Gender Justice applauds the MN House introduction of the Reproductive Freedom Defense Act (HF 4900) by Representative Kelly Morrison (DFL-Minneapolis) and we are looking forward to the Senate companion on the way with Senator Lindsey Port (DFL-Lakeville).

The law would protect patients who travel to Minnesota and the providers and any others who support and assist them to access abortion care, contraception, or other reproductive health care, by preventing Minnesota state agencies from enforcing or recognizing civil or criminal penalties imposed in another state. Further, the law would authorize those who have “had a judgment entered” against them in another state for receiving, providing or helping a person obtain reproductive health care services in Minnesota to sue for damages. Their legislation mirrors legislation being introduced across the country in a multistate effort to create states of refuge for those providing, assisting with, or seeking abortion care.

“As many patients in neighboring states and across the country will soon look to Minnesota to seek the essential healthcare they need, Gender Justice appreciates these state legislators for their proactive measures to protect abortion access in our state,” stated Megan Peterson, Executive Director of Gender Justice. “This is the type of action that we need from lawmakers who support reproductive rights, especially on the cusp of the Supreme Court overturning Roe v.

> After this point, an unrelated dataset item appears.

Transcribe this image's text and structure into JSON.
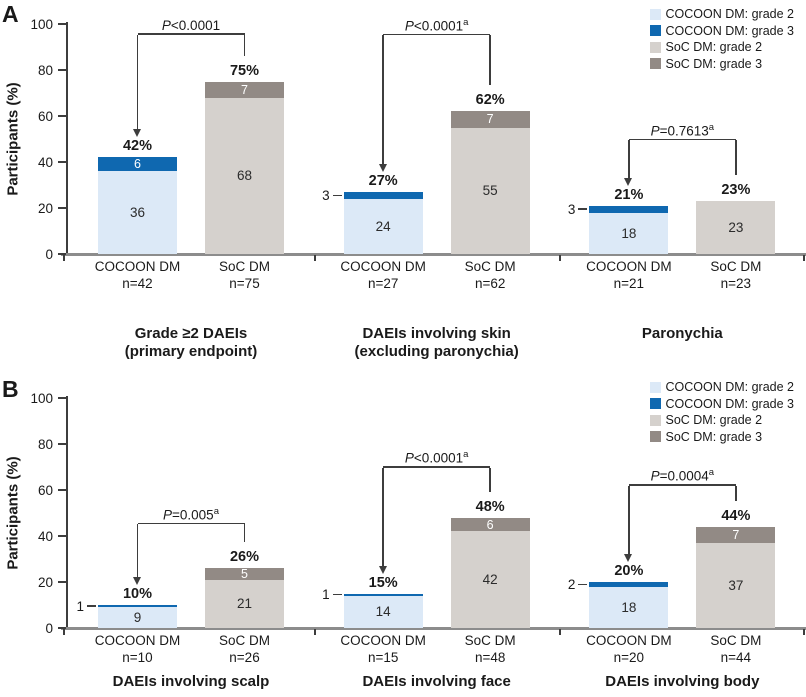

Wade.”

Legislation seeking to criminalize those seeking, providing, or assisting with abortion care has been introduced in a growing number of states. In Missouri, the legislation would allow individuals to sue anyone helping a patient cross state lines for an abortion. And after Roe v. Wade is overturned, up to 26 states will immediately ban abortion, denying care to millions of people. This bill is modeled on legislation passed in Connecticut and includes 11 states in total that have already or plan to introduce this legislation.